At The Times, I have strived to continue to grow and be a better co-worker and person, and not repeat the mistakes of my 20s. All of my reviews have reflected that. Each year as the team grew, I was promoted to higher levels of leadership. In December, after the Caliphate reexamination was completed, my latest promotion was finalized: I was to become our audio department’s director of development. “Ride or die baby! I’m thrilled about this. You are a treasured colleague and an insane talent. So much to come! Looking forward to toasting,” wrote the assistant managing editor who oversees The New York Times’s audio report. 

But that was not to be. A few weeks after my promotion, allegations on Twitter quickly escalated to the point where my actual shortcomings and past mistakes were replaced with gross exaggerations and baseless claims. Several people have even alleged that I am a predator and a dangerous threat to my colleagues. I have been transformed into a symbol of larger societal evils. As a journalist, it has been especially discouraging and upsetting to see fellow journalists make such claims or retweet them. 

The entire experience has been extraordinarily painful. I know I’m not supposed to say that because people will claim that I’m trying to make myself the victim. I know that I still have a lot of room to grow as a person - I can be overly zealous and talk over people, making them feel unheard.

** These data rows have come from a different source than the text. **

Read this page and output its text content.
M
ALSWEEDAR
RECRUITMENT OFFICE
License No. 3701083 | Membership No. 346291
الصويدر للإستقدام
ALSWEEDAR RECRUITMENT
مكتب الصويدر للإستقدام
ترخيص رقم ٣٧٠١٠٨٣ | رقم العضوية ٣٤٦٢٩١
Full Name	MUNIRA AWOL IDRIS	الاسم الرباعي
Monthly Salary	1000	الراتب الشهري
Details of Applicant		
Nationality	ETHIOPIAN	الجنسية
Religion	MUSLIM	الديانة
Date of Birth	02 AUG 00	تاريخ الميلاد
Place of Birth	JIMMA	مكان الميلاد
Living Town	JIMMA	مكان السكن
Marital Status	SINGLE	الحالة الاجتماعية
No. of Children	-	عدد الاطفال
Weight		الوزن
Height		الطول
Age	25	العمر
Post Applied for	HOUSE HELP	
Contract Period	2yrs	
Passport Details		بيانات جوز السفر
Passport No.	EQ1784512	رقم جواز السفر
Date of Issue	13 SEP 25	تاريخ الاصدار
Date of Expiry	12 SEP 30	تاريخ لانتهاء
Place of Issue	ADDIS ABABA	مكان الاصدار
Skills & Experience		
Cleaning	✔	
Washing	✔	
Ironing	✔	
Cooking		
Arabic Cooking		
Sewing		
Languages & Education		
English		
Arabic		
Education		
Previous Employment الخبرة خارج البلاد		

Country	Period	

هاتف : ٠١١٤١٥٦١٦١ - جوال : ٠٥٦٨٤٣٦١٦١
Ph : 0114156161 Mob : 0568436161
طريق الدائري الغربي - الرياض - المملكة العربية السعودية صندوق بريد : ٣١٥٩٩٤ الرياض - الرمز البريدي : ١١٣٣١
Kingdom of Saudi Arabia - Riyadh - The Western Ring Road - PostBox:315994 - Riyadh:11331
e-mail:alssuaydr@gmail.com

I know that this whole letter opens me up to more public shaming and ridicule. But public shaming is very painful. That is the truth. So is leaving the job you love.

And yet, that’s what I feel I need to do. As the pressure of this online campaign has grown to encompass some staffers of The Times, it has led to a climate where, even though I still love the mission of this important institution, I feel it is in the best interest of both myself and my team that I leave the company at this time. I do this with no joy and a heavy heart.

To the journalists, editors, colleagues and friends who’ve reached out with words of encouragement and support over the past several weeks, thank you from the bottom of my heart. Your calls and notes have meant more to me than you can know.

To all my colleagues with whom I’ve had the chance to collaborate on such important and ambitious journalism projects throughout these last several years, I will miss working with you dearly. I wish you all the very best. I will keep cheering you on.

At some point, maybe I’ll tell this story more fully, but I got into this work to tell other people’s stories. And for now, I’m going to get back to that.